In pratica, secondo lui, i ricercatori di OpenAI non si lasciano abbagliare solo dai soldi, ma sono spinti da un ideale più grande. Certo, qualche pezzo pregiato Meta è riuscita a portarlo a casa, come Jack Rae da DeepMind, ma l’impressione è che il nucleo duro di OpenAI per ora tenga.

Aravind Srinivas, CEO di Perplexity AI, ha sottolineato un aspetto interessante: i talenti dell’IA oggi non chiedono solo stipendi faraonici, ma anche accesso immediato a risorse computazionali imponenti, come “10.000 GPU H100”.

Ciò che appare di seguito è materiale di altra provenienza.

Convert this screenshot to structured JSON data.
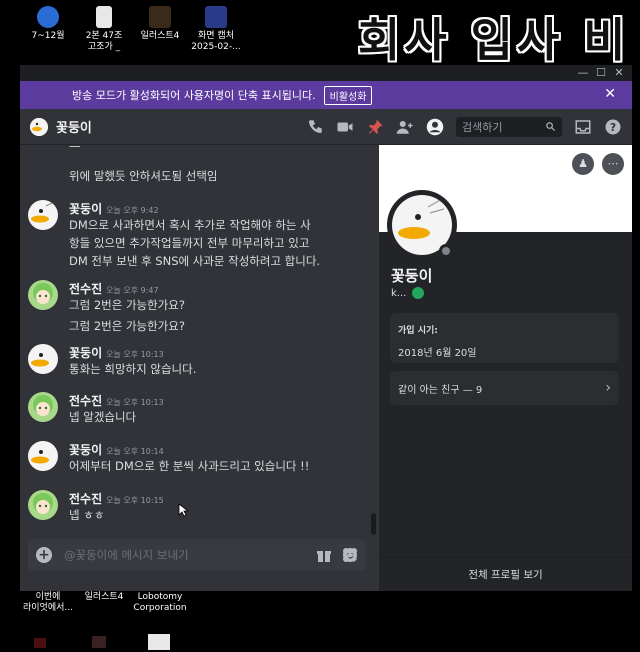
{
  "overlay_title": "회사 입사 비",
  "desktop": {
    "top_icons": [
      {
        "label1": "7~12월",
        "label2": ""
      },
      {
        "label1": "2본 47조",
        "label2": "고조가 _"
      },
      {
        "label1": "일러스트4",
        "label2": ""
      },
      {
        "label1": "화면 캡처",
        "label2": "2025-02-..."
      }
    ],
    "bottom_icons": [
      {
        "label1": "이번에",
        "label2": "라이엇에서..."
      },
      {
        "label1": "일러스트4",
        "label2": ""
      },
      {
        "label1": "Lobotomy",
        "label2": "Corporation"
      }
    ]
  },
  "window": {
    "controls": [
      "—",
      "☐",
      "✕"
    ]
  },
  "banner": {
    "text": "방송 모드가 활성화되어 사용자명이 단축 표시됩니다.",
    "button": "비활성화",
    "close": "✕"
  },
  "header": {
    "name": "꽃둥이",
    "search_placeholder": "검색하기"
  },
  "messages": {
    "partial_line": "위에 말했듯 안하셔도됨 선택임",
    "items": [
      {
        "author": "꽃둥이",
        "time": "오늘 오후 9:42",
        "lines": [
          "DM으로 사과하면서 혹시 추가로 작업해야 하는 사",
          "항들 있으면 추가작업들까지 전부 마무리하고 있고",
          "DM 전부 보낸 후 SNS에 사과문 작성하려고 합니다."
        ]
      },
      {
        "author": "전수진",
        "time": "오늘 오후 9:47",
        "lines": [
          "그럼 2번은 가능한가요?",
          "그럼 2번은 가능한가요?"
        ]
      },
      {
        "author": "꽃둥이",
        "time": "오늘 오후 10:13",
        "lines": [
          "통화는 희망하지 않습니다."
        ]
      },
      {
        "author": "전수진",
        "time": "오늘 오후 10:13",
        "lines": [
          "넵 알겠습니다"
        ]
      },
      {
        "author": "꽃둥이",
        "time": "오늘 오후 10:14",
        "lines": [
          "어제부터 DM으로 한 분씩 사과드리고 있습니다 !!"
        ]
      },
      {
        "author": "전수진",
        "time": "오늘 오후 10:15",
        "lines": [
          "넵 ㅎㅎ"
        ]
      }
    ]
  },
  "composer": {
    "placeholder": "@꽃둥이에 메시지 보내기"
  },
  "profile": {
    "name": "꽃둥이",
    "handle": "k...",
    "member_since_label": "가입 시기:",
    "member_since_value": "2018년 6월 20일",
    "mutual_friends": "같이 아는 친구 — 9",
    "full_profile": "전체 프로필 보기"
  },
  "colors": {
    "banner": "#5c3b9e",
    "background": "#313338",
    "sidebar": "#232428",
    "online_badge": "#23a55a"
  }
}
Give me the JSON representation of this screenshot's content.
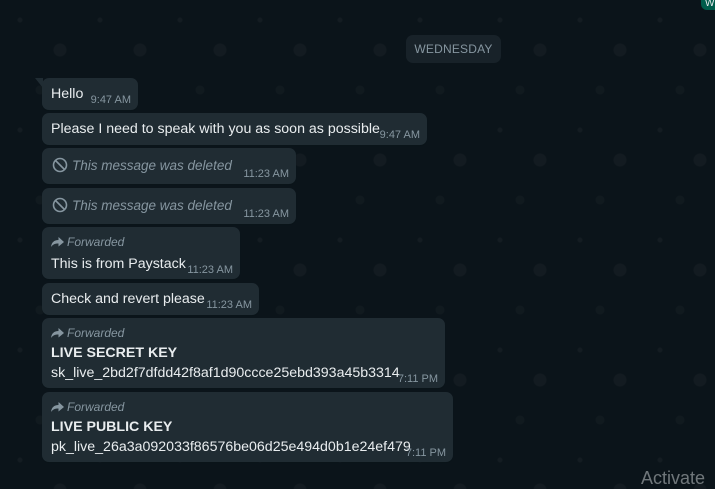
{
  "chat": {
    "date_divider": "WEDNESDAY",
    "corner_label": "W",
    "messages": [
      {
        "text": "Hello",
        "time": "9:47 AM"
      },
      {
        "text": "Please I need to speak with you as soon as possible",
        "time": "9:47 AM"
      },
      {
        "deleted_text": "This message was deleted",
        "time": "11:23 AM"
      },
      {
        "deleted_text": "This message was deleted",
        "time": "11:23 AM"
      },
      {
        "forwarded_label": "Forwarded",
        "text": "This is from Paystack",
        "time": "11:23 AM"
      },
      {
        "text": "Check and revert please",
        "time": "11:23 AM"
      },
      {
        "forwarded_label": "Forwarded",
        "title": "LIVE SECRET KEY",
        "text": "sk_live_2bd2f7dfdd42f8af1d90ccce25ebd393a45b3314",
        "time": "7:11 PM"
      },
      {
        "forwarded_label": "Forwarded",
        "title": "LIVE PUBLIC KEY",
        "text": "pk_live_26a3a092033f86576be06d25e494d0b1e24ef479",
        "time": "7:11 PM"
      }
    ]
  },
  "overlay": {
    "activate_watermark": "Activate"
  },
  "icons": {
    "deleted": "ban-icon",
    "forwarded": "forward-arrow-icon"
  },
  "colors": {
    "background": "#0b141a",
    "bubble": "#202c33",
    "meta_text": "#8696a0",
    "text": "#e9edef"
  }
}
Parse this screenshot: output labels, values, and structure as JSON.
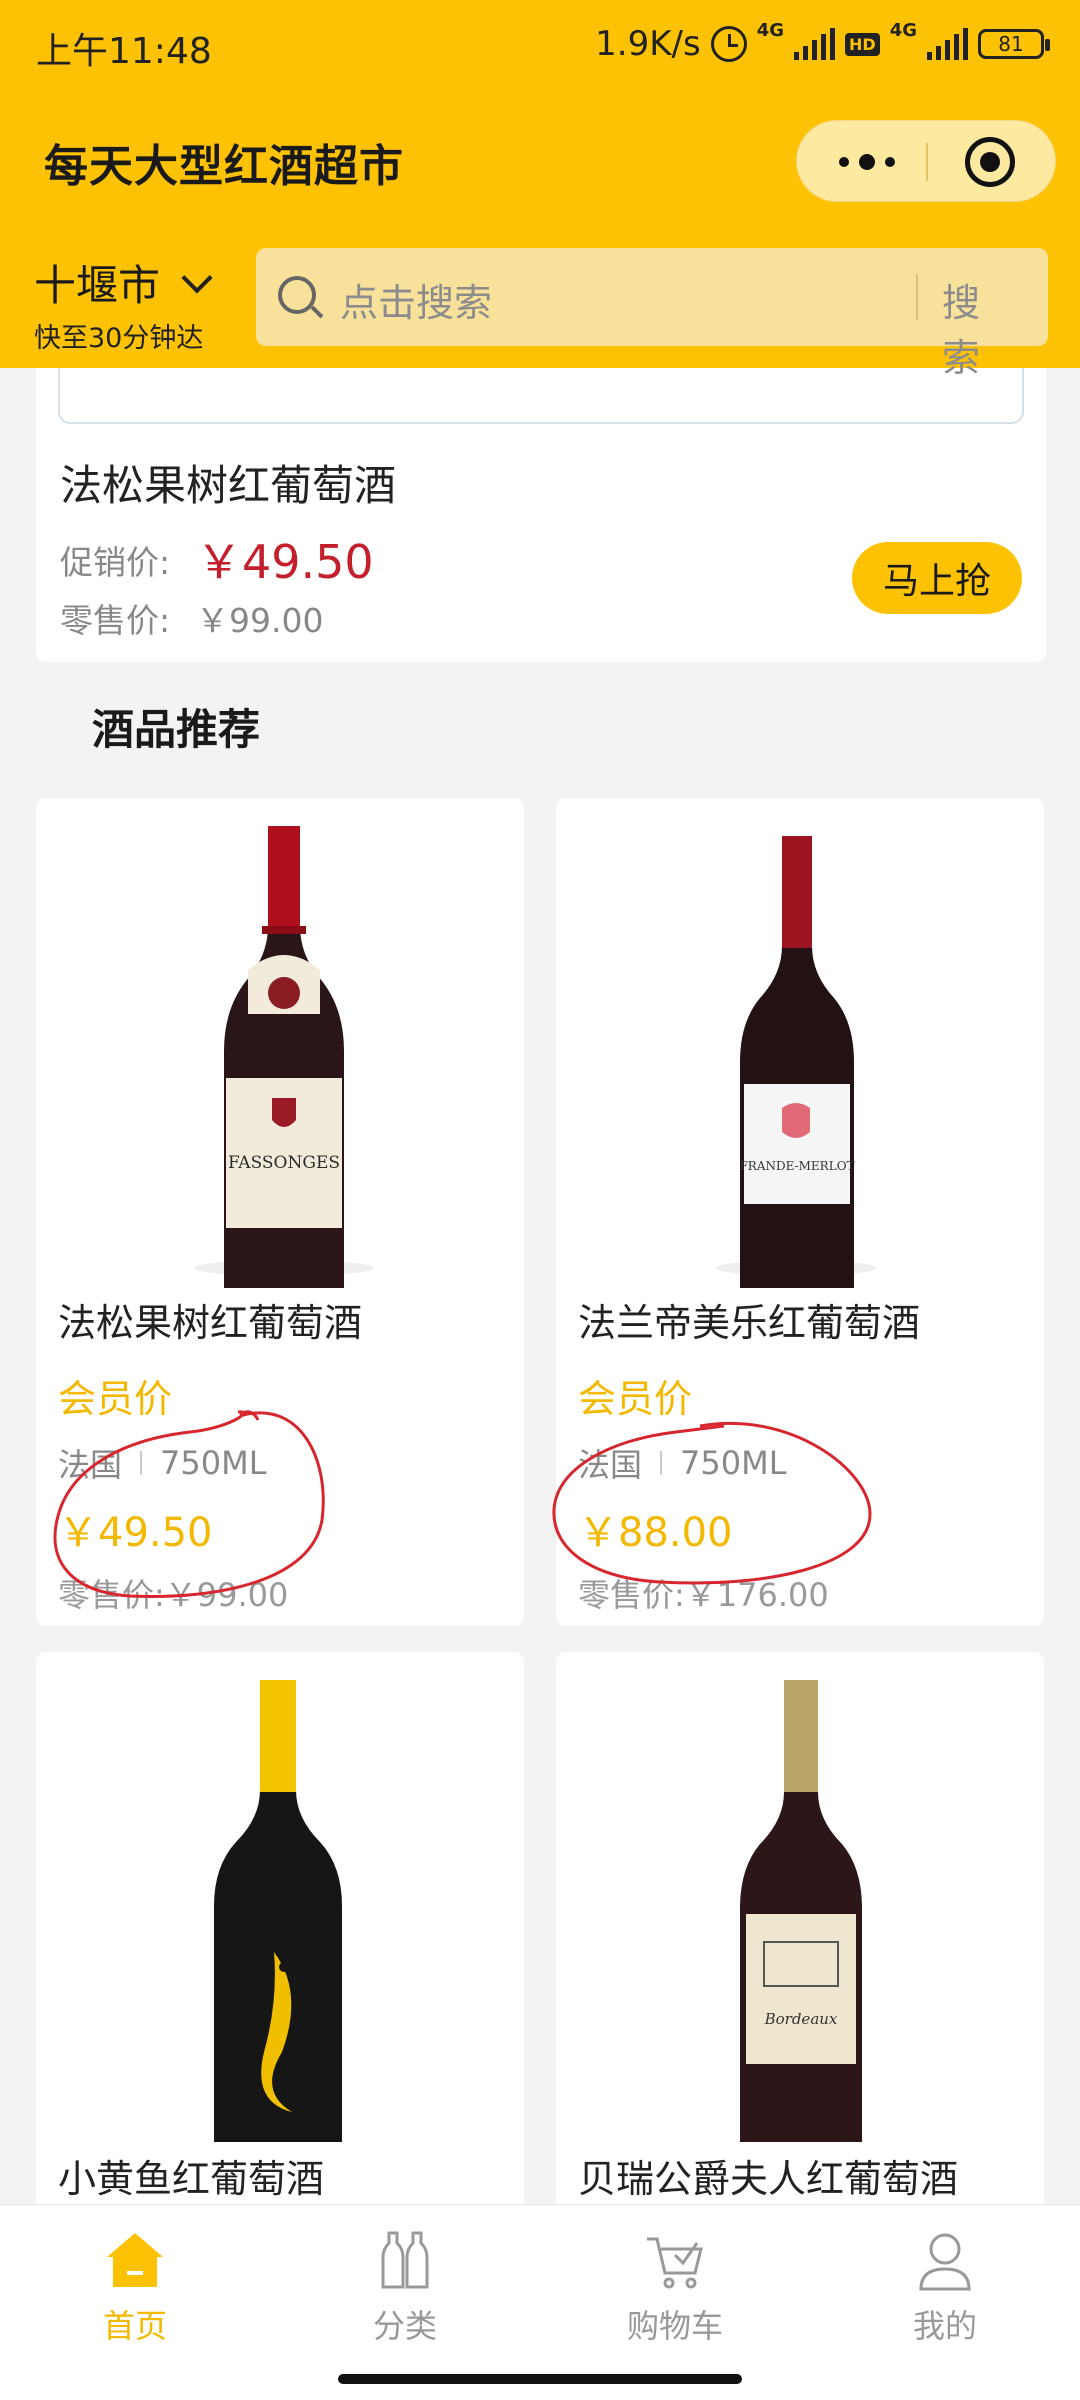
{
  "status": {
    "time": "上午11:48",
    "speed": "1.9K/s",
    "net1": "4G",
    "hd": "HD",
    "net2": "4G",
    "battery": "81"
  },
  "app": {
    "title": "每天大型红酒超市"
  },
  "location": {
    "city": "十堰市",
    "delivery": "快至30分钟达"
  },
  "search": {
    "placeholder": "点击搜索",
    "button": "搜 索"
  },
  "promo": {
    "name": "法松果树红葡萄酒",
    "price_label": "促销价:",
    "price": "￥49.50",
    "retail_label": "零售价:",
    "retail": "￥99.00",
    "button": "马上抢"
  },
  "section_title": "酒品推荐",
  "products": [
    {
      "name": "法松果树红葡萄酒",
      "member": "会员价",
      "origin": "法国",
      "volume": "750ML",
      "price": "￥49.50",
      "retail": "零售价:￥99.00",
      "label_text": "FASSONGES"
    },
    {
      "name": "法兰帝美乐红葡萄酒",
      "member": "会员价",
      "origin": "法国",
      "volume": "750ML",
      "price": "￥88.00",
      "retail": "零售价:￥176.00",
      "label_text": "FRANDE-MERLOT"
    },
    {
      "name": "小黄鱼红葡萄酒"
    },
    {
      "name": "贝瑞公爵夫人红葡萄酒",
      "label_text": "Bordeaux"
    }
  ],
  "tabs": [
    {
      "label": "首页",
      "icon": "home-icon",
      "active": true
    },
    {
      "label": "分类",
      "icon": "bottles-icon",
      "active": false
    },
    {
      "label": "购物车",
      "icon": "cart-icon",
      "active": false
    },
    {
      "label": "我的",
      "icon": "user-icon",
      "active": false
    }
  ],
  "colors": {
    "brand_yellow": "#fdc203",
    "price_red": "#c31f2c",
    "member_yellow": "#f3b800",
    "annotation_red": "#d8262e"
  }
}
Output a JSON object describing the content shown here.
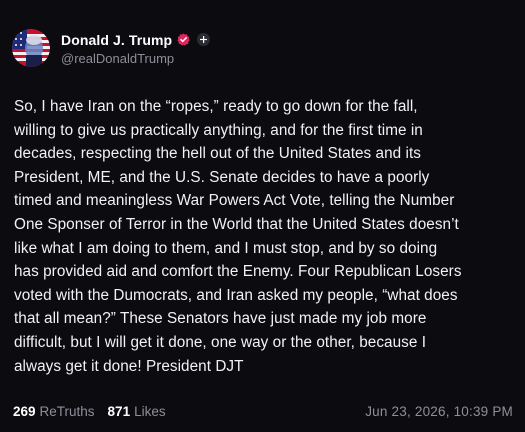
{
  "author": {
    "display_name": "Donald J. Trump",
    "handle": "@realDonaldTrump"
  },
  "icons": {
    "verified": "verified-badge-icon",
    "follow": "plus-icon"
  },
  "colors": {
    "verified_badge": "#e0245e",
    "background": "#0c0c10"
  },
  "post": {
    "text": "So, I have Iran on the “ropes,” ready to go down for the fall,\nwilling to give us practically anything, and for the first time in\ndecades, respecting the hell out of the United States and its\nPresident, ME, and the U.S. Senate decides to have a poorly\ntimed and meaningless War Powers Act Vote, telling the Number\nOne Sponser of Terror in the World that the United States doesn’t\nlike what I am doing to them, and I must stop, and by so doing\nhas provided aid and comfort the Enemy. Four Republican Losers\nvoted with the Dumocrats, and Iran asked my people, “what does\nthat all mean?” These Senators have just made my job more\ndifficult, but I will get it done, one way or the other, because I\nalways get it done! President DJT"
  },
  "stats": {
    "retruths_count": "269",
    "retruths_label": "ReTruths",
    "likes_count": "871",
    "likes_label": "Likes"
  },
  "timestamp": "Jun 23, 2026, 10:39 PM"
}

Viene da chiedersi: queste maxi-offerte di Meta sono solo un tentativo, per quanto goffo, di costruire un team stellare, o nascondono una strategia più cinica per indebolire un concorrente che, nonostante una valutazione di “soli” 300 miliardi di dollari (contro il trilione e passa di Meta), sta dettando il ritmo dell’innovazione?

E quanto può durare questa resistenza basata sulla “missione” quando le tentazioni economiche diventano così pressanti?

Il futuro dell’intelligenza artificiale: scontro tra titani o corsa verso il progresso?

Questa battaglia per i talenti, che ricorda un po’ la storica acquisizione di DeepMind da parte di Google nel 2015 non è solo una scaramuccia tra miliardari della Silicon Valley.

Tocca nervi scoperti che riguardano il futuro stesso dell’intelligenza artificiale.

Da un lato, OpenAI con la sua (dichiarata) filosofia “nonprofit-first” – anche se ora opera con una struttura a profitto limitato – che punta a uno sviluppo più “etico” e aperto dell’AGI. Dall’altro, un colosso come Meta che, con investimenti previsti di 30 miliardi all’anno in infrastrutture IA, sembra voler dominare il campo con la sua immensa potenza di fuoco finanziaria.

Helen Toner, ex membro del consiglio di OpenAI, ha sollevato un punto cruciale: non si tratta solo di chi ha i talenti migliori, ma di “quale visione della governance dell’IA prevarrà”.

Stiamo assistendo a una sana competizione che accelererà il progresso, o rischiamo una concentrazione di potere e conoscenza nelle mani di pochi, con motivazioni non sempre trasparenti?

La partita è apertissima e, che tu sia un semplice utente o un imprenditore che guarda all’IA per il proprio business, le mosse di questi giganti avranno un impatto diretto su di noi.

La domanda è: siamo pronti a capirne le implicazioni?

Anita Innocenti

Sono una copywriter appassionata di search marketing. Scrivo testi pensati per farsi trovare, ma soprattutto per farsi scegliere. Le parole sono il mio strumento per trasformare ricerche in risultati.

2 commenti su “Meta tenta il colpaccio: 100 milioni per talenti OpenAI”

  1. 100 milioni? Roba da pazzi. Però capisco chi resta in OpenAI, lì si respira aria di futuro, non solo di soldi. Vedremo chi avrà avuto ragione.